According to Saaty [41], to make a decision we need to know the problem, the need and purpose of the decision, the criteria of the decision, the sub-criteria, the stakeholders and groups affected, and the alternative actions to take. In this study, where the AHP is used to hierarchize the criteria by their weighting score, the sub-criteria are used to expand the pairwise comparisons at a more in-depth level. In that way, the analysis gets to the root of the decision-making problem and becomes more precise and understandable. Based on Table 4, these sub-criteria comparisons are visualized and analyzed in the following sections.

4.2.1. Equipment

Wood and Gidado [50] suggested that the definition of a complex project should refer to the interaction, interdependencies, and interrelationships between the parts of a project and that a great deal of complexity lies within the organizational aspects of a project. The dynamics of innovation are based upon a wide spectrum of possibilities within the system, including incremental innovation at one extreme and breakthrough innovation at the other. Innovation is a process whereby the learning experience and the technology-adoption life cycle contribute to the creative thinking behind underlying motivational forces, whether technology- or market-driven [51]. When it comes to maintenance adequacy, the main objective is to provide maintenance capacity (resources) to meet the random maintenance workload, in order to achieve several objectives that include maximizing the system availability, safety, and the utilization of limited resources [52]. The area of asset management is gaining significance, especially in the availability contracts [53]. Maintaining a proper fleet of equipment can be of strategic importance to a company in cases where the award of a contract is also based upon the condition and availability of the equipment [54]. Furthermore, any unavailability of the proper equipment could cause its overturning, causing damage to property and personnel injury or even fatality, as Edwards [55] highlights.

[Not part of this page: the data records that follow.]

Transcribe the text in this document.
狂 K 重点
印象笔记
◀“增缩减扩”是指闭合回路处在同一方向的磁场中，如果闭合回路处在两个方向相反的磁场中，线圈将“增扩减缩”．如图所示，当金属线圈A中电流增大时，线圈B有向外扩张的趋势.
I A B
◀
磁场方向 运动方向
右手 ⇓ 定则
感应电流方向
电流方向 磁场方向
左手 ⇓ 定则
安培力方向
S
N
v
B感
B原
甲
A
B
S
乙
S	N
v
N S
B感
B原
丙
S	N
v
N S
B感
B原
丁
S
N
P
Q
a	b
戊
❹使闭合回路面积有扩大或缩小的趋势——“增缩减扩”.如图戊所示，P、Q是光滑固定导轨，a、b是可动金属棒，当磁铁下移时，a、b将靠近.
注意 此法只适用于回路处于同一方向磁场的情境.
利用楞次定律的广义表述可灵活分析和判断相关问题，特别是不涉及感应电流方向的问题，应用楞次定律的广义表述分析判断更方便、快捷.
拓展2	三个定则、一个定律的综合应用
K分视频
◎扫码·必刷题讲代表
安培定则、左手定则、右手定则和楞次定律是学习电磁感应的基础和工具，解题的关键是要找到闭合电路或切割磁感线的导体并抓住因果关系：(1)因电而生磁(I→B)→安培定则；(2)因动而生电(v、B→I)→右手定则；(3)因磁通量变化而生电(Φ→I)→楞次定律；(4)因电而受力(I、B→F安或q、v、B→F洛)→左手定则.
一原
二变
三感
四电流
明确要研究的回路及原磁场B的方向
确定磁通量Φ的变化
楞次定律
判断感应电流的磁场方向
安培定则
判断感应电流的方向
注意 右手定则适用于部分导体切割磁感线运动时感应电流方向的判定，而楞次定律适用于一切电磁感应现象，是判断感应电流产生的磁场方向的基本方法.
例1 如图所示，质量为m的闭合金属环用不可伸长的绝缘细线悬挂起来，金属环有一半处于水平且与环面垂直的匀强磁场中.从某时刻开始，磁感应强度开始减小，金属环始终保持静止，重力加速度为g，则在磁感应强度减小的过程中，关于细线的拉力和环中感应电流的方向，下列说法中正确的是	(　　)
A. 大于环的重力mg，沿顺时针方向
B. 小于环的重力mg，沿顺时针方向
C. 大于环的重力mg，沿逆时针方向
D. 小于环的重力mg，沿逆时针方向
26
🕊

According to the above literature review framework concerning equipment-related factors that affect the operator’s productivity, the AHP analysis revealed the trends depicted in Figure 9.

Fleet availability and maintenance adequacy were of great interest for most of the evaluators, and they presented similar weighting results. Specifically, equipment operators granted 12% and 11% to fleet availability and maintenance adequacy, respectively, declaring those two factors as the most influential ones when it comes to construction equipment.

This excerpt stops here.